TRIBUNNEWS.COM, JAKARTA – Badan Meteorologi, Klimatologi, dan Geofisika (BMKG) menolak anggapan bahwa teknologi perubahan iklim berpotensi menimbulkan bencana hujan lebat dan banjir seperti yang terjadi di Dubai.
Menurut pakar meteorologi dan klimatologi BMKG, Kukuh Ribudiyanto mengatakan hujan buatan atau teknologi modifikasi cuaca (TMC) tidak akan mendorong awan menjadi cuaca buruk seperti di Dubai.
Jadi tergantung kebutuhan, kata Kukuh kepada Tribun, Senin (22/4/2024).
Menurut Kukuh, perubahan iklim di Indonesia biasanya dilakukan untuk mengisi bendungan.
Hujan turun di sungai menuju bendungan.
Rekayasa meteorologi biasanya dilakukan sehubungan dengan pekerjaan pemerintah untuk mencegah hujan di tempat kerja.
Misalnya saja menggelar KTT G20 di Bali dan Labuan Bajo serta di daerah bencana seperti daerah banjir, agar hujan tidak terus turun.
“Biasanya hal ini dilakukan ketika menghadapi kelangkaan air pada musim kemarau, biasanya untuk mengisi waduk, dan pada musim hujan ketika terjadi bencana banjir,” kata Kukuh.
Kepala Stasiun Kelas I BMKG Sultan Aji Muhammad Sulaiman (SAMS) Sepinggan juga menjelaskan, cuaca di Indonesia dipengaruhi oleh dua benua Asia dan Australia, dua Samudera Hindia dan Samudera Pasifik, serta perairan wilayah Indonesia di garis khatulistiwa Indonesia. . .
Jadi hanya ada dua musim yaitu musim hujan dan musim kemarau.
Pengaruh penting terhadap cuaca dan ketidakteraturan cuaca, lanjut Kukuh, adalah fenomena El Nino dan La Nina.
El Nino memberikan efek kering di Indonesia dan La Nina memberikan efek basah atau lebih banyak hujan.
Dampak lainnya adalah adanya siklon tropis di Samudera Pasifik sekitar Filipina dan di Samudera Hindia bagian selatan, mulai dari Pulau Jawa hingga NTT.
“Hal ini dapat menyebabkan hujan lebat atau daerah rawan hujan yang biasanya kering saat terjadi angin topan,” kata Kukuh.
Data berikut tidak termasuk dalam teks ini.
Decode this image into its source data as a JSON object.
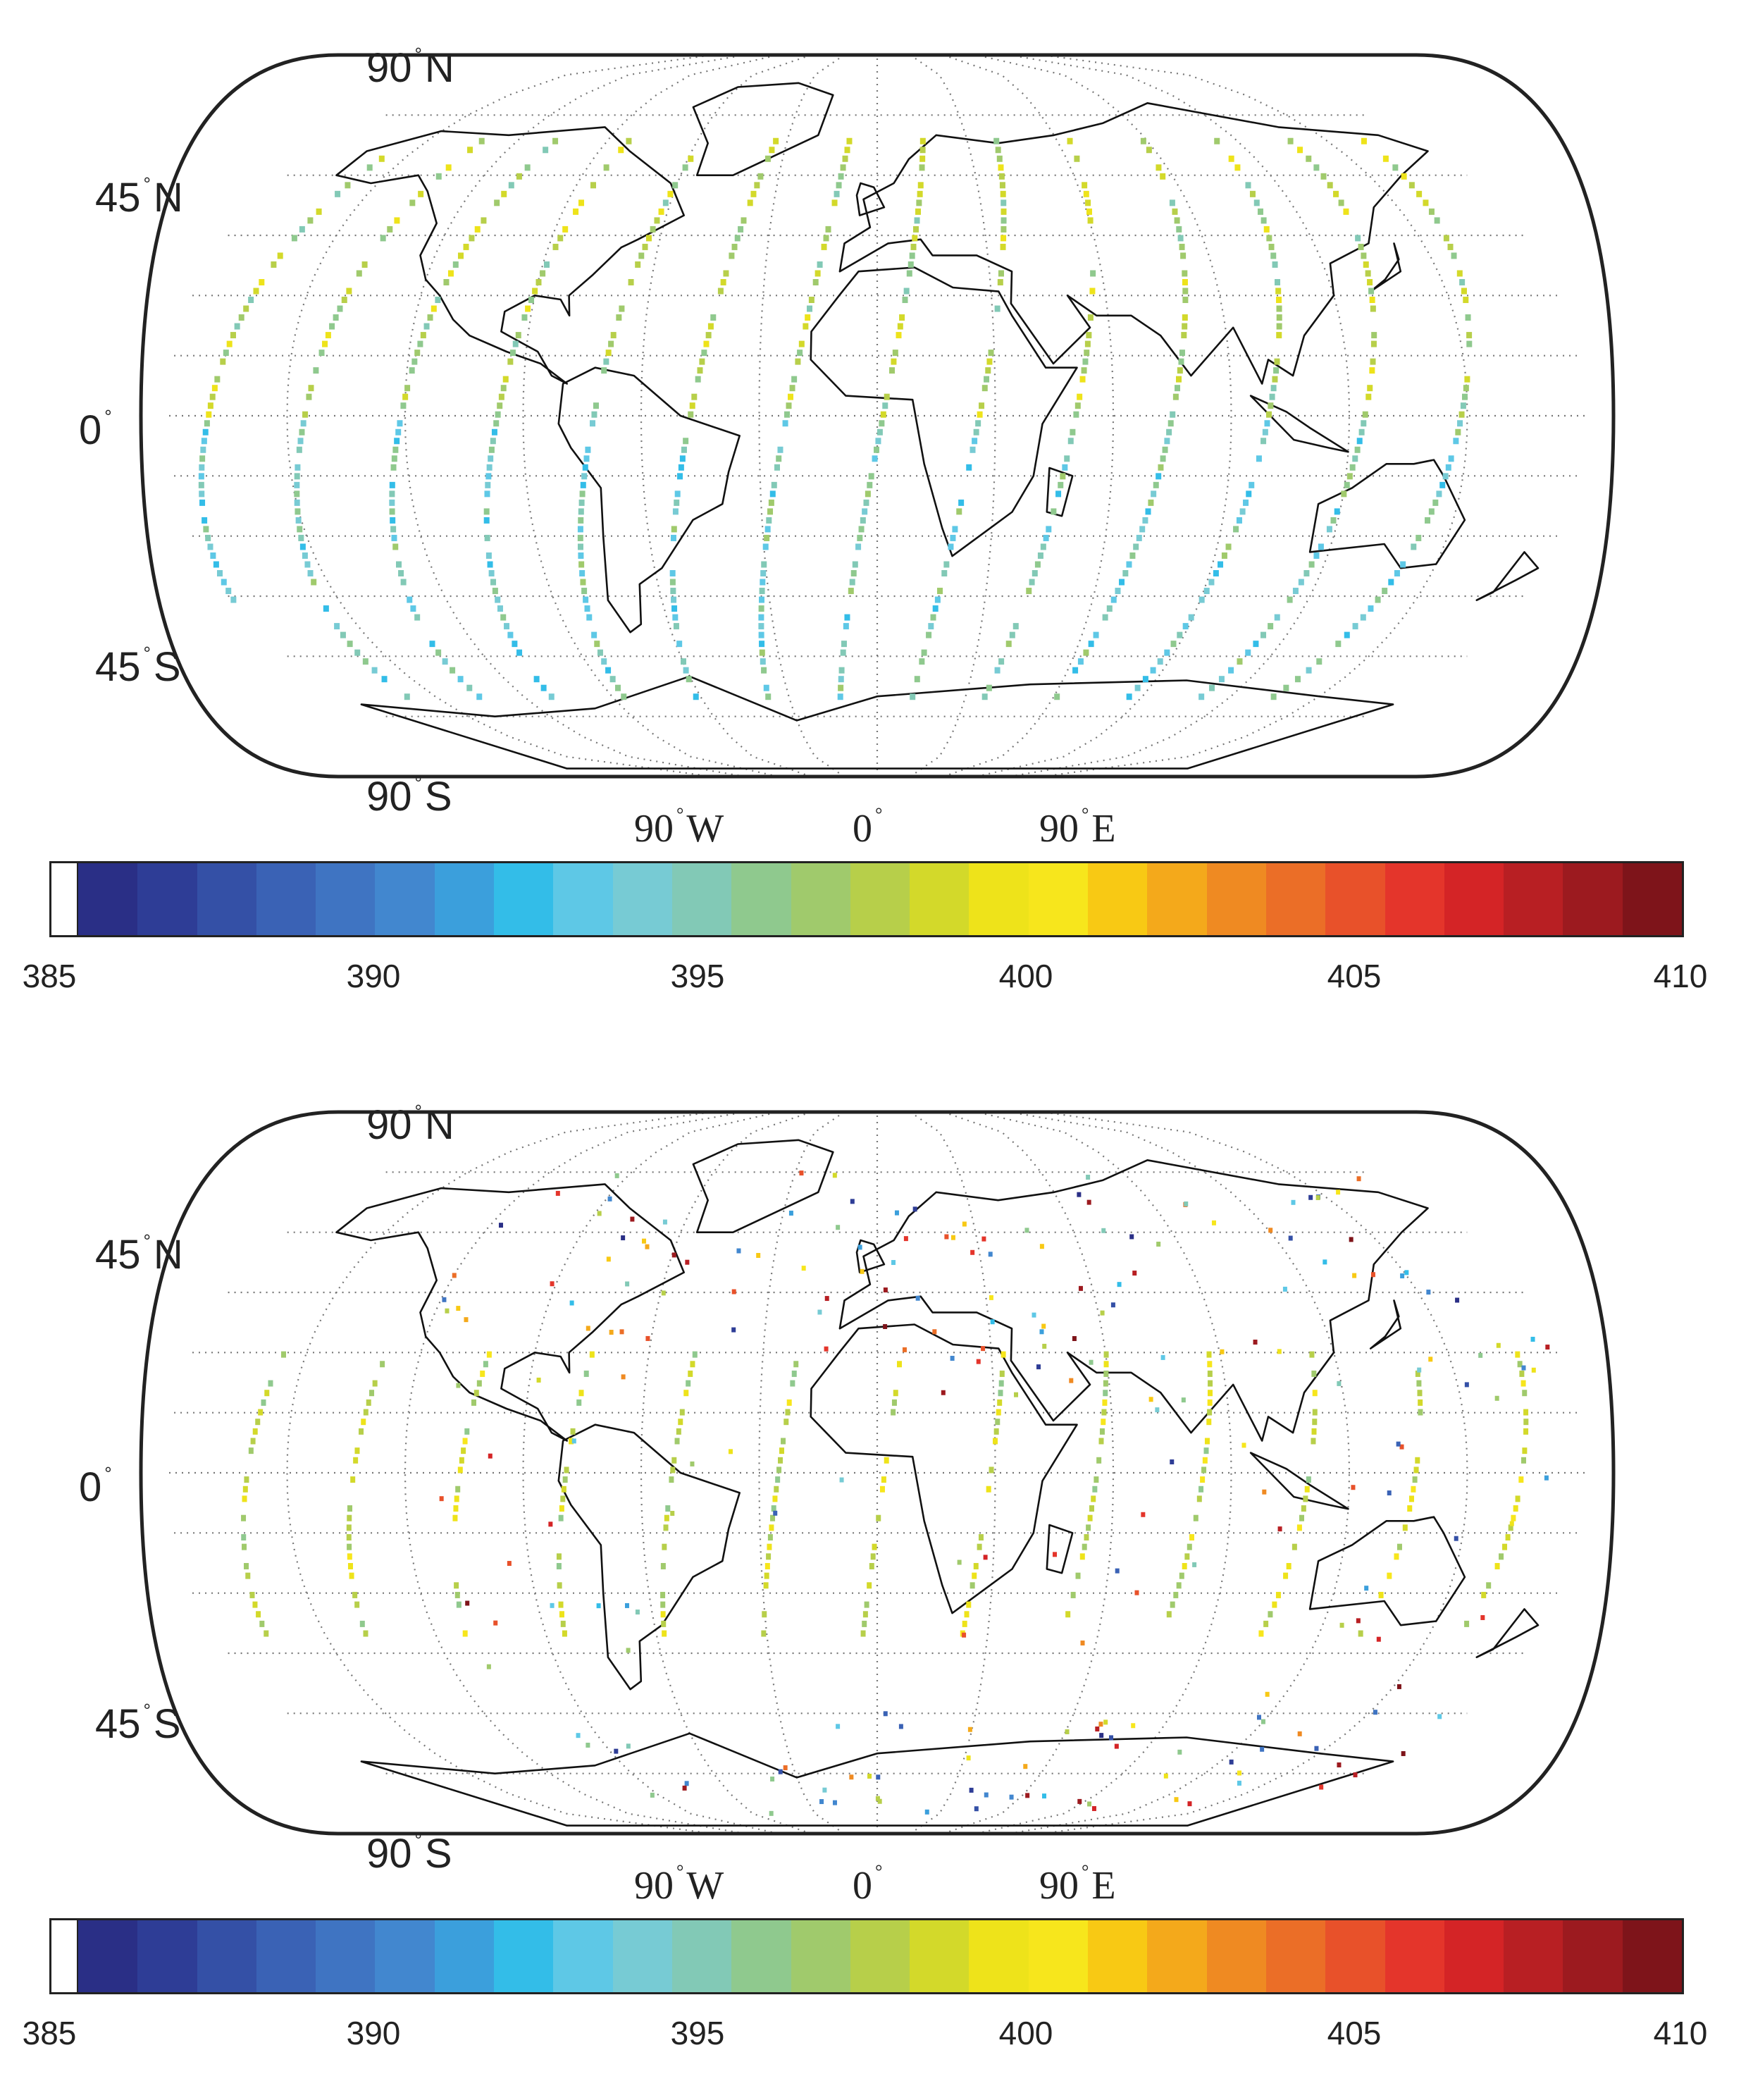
{
  "maps": [
    {
      "lat_labels": {
        "n90": "90",
        "n45": "45",
        "eq": "0",
        "s45": "45",
        "s90": "90"
      },
      "lat_suffix": {
        "n": "N",
        "s": "S"
      },
      "lon_labels": {
        "w90": "90",
        "zero": "0",
        "e90": "90"
      },
      "lon_suffix": {
        "w": "W",
        "e": "E"
      },
      "colorbar": {
        "ticks": [
          "385",
          "390",
          "395",
          "400",
          "405",
          "410"
        ],
        "min": 385,
        "max": 410
      }
    },
    {
      "lat_labels": {
        "n90": "90",
        "n45": "45",
        "eq": "0",
        "s45": "45",
        "s90": "90"
      },
      "lat_suffix": {
        "n": "N",
        "s": "S"
      },
      "lon_labels": {
        "w90": "90",
        "zero": "0",
        "e90": "90"
      },
      "lon_suffix": {
        "w": "W",
        "e": "E"
      },
      "colorbar": {
        "ticks": [
          "385",
          "390",
          "395",
          "400",
          "405",
          "410"
        ],
        "min": 385,
        "max": 410
      }
    }
  ],
  "colors": {
    "colormap": [
      "#2a2f86",
      "#2e3d96",
      "#3450a6",
      "#3a62b5",
      "#3f74c2",
      "#4287cf",
      "#3b9fdc",
      "#33bde8",
      "#5ec8e6",
      "#77cbd4",
      "#82c9b6",
      "#8fc98e",
      "#a0ca6c",
      "#b7cf4a",
      "#d3d92a",
      "#eee31a",
      "#f7e61c",
      "#f8c914",
      "#f4a91b",
      "#ef8a22",
      "#eb6e27",
      "#e8512a",
      "#e4352b",
      "#d42426",
      "#b81f23",
      "#9c1a1f",
      "#7e141a"
    ],
    "coast": "#111111",
    "grid": "#777777",
    "frame": "#222222"
  }
}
Gambar jalanan yang terendam banjir di Dubai, Uni Emirat Arab (X/DXBMediaOffice)
Para ahli meteorologi diketahui telah memperingatkan akan adanya perang iklim antar negara pasca banjir yang melanda Dubai, yang diduga disebabkan oleh tumbuhnya awan yang berdampak buruk.
Banjir di Dubai menimbulkan kekhawatiran mengenai pengelolaan curah hujan. Ahli meteorologi senior di Perusahaan Teknologi Lingkungan, KISTERS, Johan Jaques, memperingatkan bahwa mungkin ada konsekuensi yang tidak diinginkan jika teknologi baru ini digunakan, karena dapat menyebabkan ketidakstabilan diplomatik.
Aksi iklim dikatakan berdampak negatif, karena perubahan iklim di suatu negara bisa menimbulkan dampak negatif seperti bencana di negara lain.
Selain itu, iklim tidak mengenal batas internasional.